問題点は、まさしくインタビューにもある「床のワックスがとれたとか塗料がはげた」でしょう。
これ以上突っ込みませんが、企業側からのスチームモップの見方はこうなんだという感じで受け止められたら言いと思います。
事業者側目線ですね。消費者目線もあれば、相談員目線もある。それらが交わらないことに解決困難事例が生まれてきます。

②連載 メディアワクオン 情報リテラシーの備え

第5回「絆」の先にあるもの

これまではありえなかったコミュニケーションが可能となるSNS(ソーシャルネットワークサービス)。
活用されている会員も多いだろうが、便利なだけあってリスクもある。
つながるのはなにも「友人」ばかりではない。
伸びたネットワークの先にはとんでもない「悪意」があるかもしれないのだ。

企業広報が震え上がる「電凸」とは何か?
電話を介しておこなったやりとりをネットに晒されてしまうケースが増えている。
このような電話をネットでは「電凸」(でんとつ)と呼ぶ。「電話突撃取材」の略で、一般人を装って、関係部署に直接電話をかけてホンネを引き出すという手法である。ただ、これは別に今にはじまったものではなく、取材を名乗らない「邪道」ではあるが、悪徳業者や問題企業の実態を探るという場合は、週刊誌や情報誌などでは時折つかわれていた。そんな「電凸」を一般人がガンガンつかいはじめたというわけだ。彼らが突撃するのはなにも企業の電話だけではない。みなさんもやっているFacebookもその標的となりえる。

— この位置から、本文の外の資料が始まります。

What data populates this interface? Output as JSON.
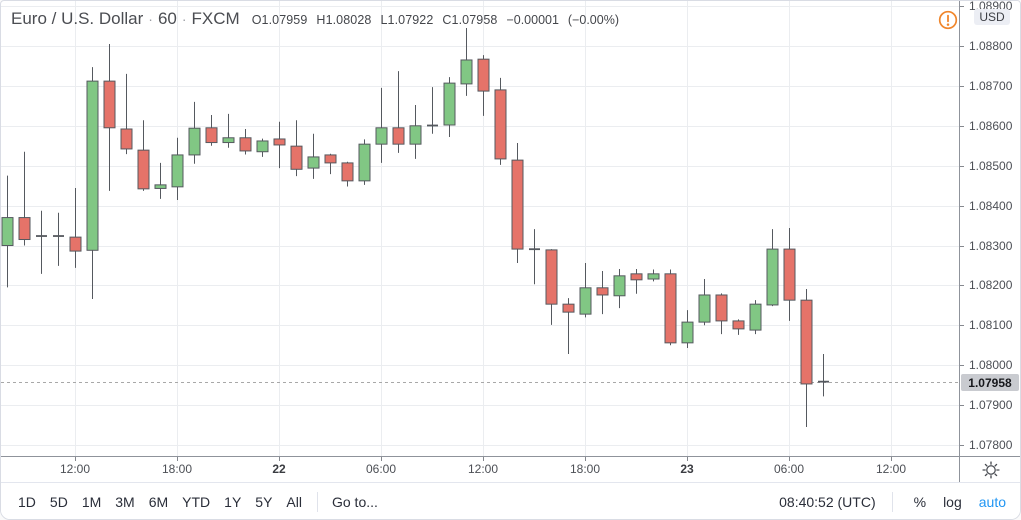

最近日本のマスコミがやたらと繰り返す「絆」とは諸説あるが、犬や馬をつなぎ止めておく綱が語源だという。つまり、家畜をつなぐヒモのことだ。要は、社会の一員として誰かにつながるということは、必ず誰かに監視され、何かを吸い上げられるというわけだ。
Facebookだけではなくネットの普及で、我々はひとりでいくつものヒモをくくりつけられている。ヒモの先につながっているのは「悪意」であることも多い。それを各自が肝に銘じておくことこそが、本当の「絆社会」ではないか。

※この記事は消費者センターにとって他人事ではありません。一般人が企業の揚げ足取りをしてネットに公開するというのは、「東芝事件」からはじまり、「言った言わない」対策に企業側も会話を録音するなどしていますが、悪意を持ってこられたら、やっぱり揚げ足を取られてしまいます。これと同じ状況が消費者センターにも起こっているということです。以前は本当に困った消費者が相談に来るというのが一般的でしたが、最近は、企業から何らかの賠償や謝罪文をとるために消費者センターを利用したり、自分の思想信条を一方的に押し付けて、望みがかなわないなら税金泥棒と吐き捨て、あちらこちらに言いふらす消費者が増えています。しかし、行政や相談員は、このような、「電凸」的な行動には慣れていませんし、対策も十分ではありません。会話の録音をとっても個人情報や公文書管理という壁があります。したがって、今は、各自が注意していくという対応をとるしか自分自身を守る方法は残されていません。